O concerto de Neil Young encerrou com uma versão assombrosa de A Day In The Life, dos The Beatles. Foram, pelo menos, vinte minutos de absoluta explosão eléctrica, com Young a partir as cordas da guitarra, deixando em êxtase quem estava a assistir àquele exorcismo musical. Para trás tinham ficado temas como Oh, Lonesome Me, Heart of Gold, Old Man, The Needle and the Damage Done e Words, Get Back to The Country, Rockin' in the Free World e muitos outros.
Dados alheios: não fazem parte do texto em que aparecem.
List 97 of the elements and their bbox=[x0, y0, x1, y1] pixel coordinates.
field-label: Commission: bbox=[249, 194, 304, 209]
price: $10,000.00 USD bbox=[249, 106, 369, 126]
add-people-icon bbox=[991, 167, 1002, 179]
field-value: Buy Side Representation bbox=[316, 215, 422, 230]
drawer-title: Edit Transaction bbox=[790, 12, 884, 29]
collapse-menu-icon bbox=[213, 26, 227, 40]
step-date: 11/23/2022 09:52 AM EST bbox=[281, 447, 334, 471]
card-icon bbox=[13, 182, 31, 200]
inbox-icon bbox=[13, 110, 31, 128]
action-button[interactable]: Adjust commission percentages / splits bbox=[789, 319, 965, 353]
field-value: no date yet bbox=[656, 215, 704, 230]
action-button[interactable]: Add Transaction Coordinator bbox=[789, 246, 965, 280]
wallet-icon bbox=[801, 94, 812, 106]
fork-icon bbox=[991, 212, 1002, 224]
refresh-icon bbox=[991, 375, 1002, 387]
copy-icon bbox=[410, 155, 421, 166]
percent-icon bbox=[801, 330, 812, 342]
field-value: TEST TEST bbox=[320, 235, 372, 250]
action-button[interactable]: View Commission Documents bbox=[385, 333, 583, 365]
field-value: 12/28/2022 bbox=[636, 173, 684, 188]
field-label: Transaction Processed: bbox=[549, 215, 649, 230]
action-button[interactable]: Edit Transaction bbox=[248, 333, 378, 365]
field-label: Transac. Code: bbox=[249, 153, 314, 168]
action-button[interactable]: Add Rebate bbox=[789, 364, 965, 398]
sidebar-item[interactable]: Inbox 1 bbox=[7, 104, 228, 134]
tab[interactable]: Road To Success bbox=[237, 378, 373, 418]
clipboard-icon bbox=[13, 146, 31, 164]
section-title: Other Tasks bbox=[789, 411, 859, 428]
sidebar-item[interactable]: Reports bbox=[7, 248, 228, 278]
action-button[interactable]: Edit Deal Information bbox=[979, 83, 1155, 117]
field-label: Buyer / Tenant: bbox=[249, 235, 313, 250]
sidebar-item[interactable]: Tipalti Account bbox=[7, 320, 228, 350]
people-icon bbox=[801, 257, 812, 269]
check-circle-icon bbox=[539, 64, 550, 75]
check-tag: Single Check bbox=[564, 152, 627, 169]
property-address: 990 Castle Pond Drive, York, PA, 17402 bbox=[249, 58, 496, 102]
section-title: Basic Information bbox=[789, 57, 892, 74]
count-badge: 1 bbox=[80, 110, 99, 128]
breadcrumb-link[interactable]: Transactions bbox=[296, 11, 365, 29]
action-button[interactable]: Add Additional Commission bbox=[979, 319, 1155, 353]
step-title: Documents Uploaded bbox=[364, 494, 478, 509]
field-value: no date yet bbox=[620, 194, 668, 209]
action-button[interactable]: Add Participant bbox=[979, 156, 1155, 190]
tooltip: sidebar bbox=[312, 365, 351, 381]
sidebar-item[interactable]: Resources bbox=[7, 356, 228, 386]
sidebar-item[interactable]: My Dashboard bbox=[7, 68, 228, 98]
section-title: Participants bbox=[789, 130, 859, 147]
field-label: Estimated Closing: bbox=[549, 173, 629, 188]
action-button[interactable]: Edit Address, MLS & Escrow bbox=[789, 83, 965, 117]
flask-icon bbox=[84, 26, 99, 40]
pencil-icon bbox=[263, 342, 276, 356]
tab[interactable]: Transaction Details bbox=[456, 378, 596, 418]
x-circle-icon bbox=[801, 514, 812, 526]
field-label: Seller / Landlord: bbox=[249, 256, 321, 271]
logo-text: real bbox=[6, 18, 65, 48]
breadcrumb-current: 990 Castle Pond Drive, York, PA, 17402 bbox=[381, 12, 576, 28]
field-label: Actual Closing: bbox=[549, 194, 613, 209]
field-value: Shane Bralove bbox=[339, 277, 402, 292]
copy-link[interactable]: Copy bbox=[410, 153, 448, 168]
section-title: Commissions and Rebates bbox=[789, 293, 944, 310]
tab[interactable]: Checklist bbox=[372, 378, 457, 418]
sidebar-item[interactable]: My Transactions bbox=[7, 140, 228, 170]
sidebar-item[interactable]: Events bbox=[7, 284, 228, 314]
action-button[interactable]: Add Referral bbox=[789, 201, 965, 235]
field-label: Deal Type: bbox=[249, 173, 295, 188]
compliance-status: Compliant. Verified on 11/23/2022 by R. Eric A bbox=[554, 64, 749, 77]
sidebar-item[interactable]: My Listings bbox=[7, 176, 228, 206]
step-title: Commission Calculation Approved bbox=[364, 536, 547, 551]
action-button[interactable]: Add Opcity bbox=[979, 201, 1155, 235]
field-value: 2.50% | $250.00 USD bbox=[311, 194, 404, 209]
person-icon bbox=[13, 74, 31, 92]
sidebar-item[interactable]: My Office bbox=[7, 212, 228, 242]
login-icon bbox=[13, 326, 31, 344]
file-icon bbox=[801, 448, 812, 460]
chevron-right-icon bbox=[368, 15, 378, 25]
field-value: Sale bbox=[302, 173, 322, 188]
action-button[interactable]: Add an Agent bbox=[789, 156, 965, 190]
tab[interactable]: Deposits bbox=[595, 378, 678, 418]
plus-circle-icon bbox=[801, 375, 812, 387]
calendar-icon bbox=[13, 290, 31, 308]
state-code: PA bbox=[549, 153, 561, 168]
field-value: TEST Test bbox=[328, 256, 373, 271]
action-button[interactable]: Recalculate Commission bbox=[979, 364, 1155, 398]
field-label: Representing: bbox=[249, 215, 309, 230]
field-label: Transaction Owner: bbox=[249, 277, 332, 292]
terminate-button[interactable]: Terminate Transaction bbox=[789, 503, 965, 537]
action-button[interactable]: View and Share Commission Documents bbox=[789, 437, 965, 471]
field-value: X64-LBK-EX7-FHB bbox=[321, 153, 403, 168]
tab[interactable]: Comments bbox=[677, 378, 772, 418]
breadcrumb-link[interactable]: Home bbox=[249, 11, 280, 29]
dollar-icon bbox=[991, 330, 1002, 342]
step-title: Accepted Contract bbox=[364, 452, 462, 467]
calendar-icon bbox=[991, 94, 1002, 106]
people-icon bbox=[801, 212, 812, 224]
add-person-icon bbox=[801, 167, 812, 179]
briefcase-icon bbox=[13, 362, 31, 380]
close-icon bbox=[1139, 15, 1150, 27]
Neil Young tem um repertório prodigioso, podia ter continuado a tocar durante mais duas ou três ou quatro horas, com aqueles 62 anos de vida ainda em chamas, abraçado a Peggy Young, a sua lovely wife, e eu não me cansaria de o “ouver”. Em palco, além dos músicos, um pintor coloria algumas telas com os títulos das canções e desenhos muito simples. Nos ecrãs gigantes, o realizador brindava-nos com um plano magnífico de uma lua a cair sobre o Tejo, enquanto o homem da noite fazia-se acompanhar de uma harmónica e de um velho órgão para interpretar After the Gold Rush. Foi a segunda vez que vi Neil Young ao vivo. Tinha-o visto há uns anos no Festival de Vilar de Mouros. Está mais gordo, está mais velho, mas entrega-se com a mesma energia de sempre às suas canções. A day in the life, pois claro.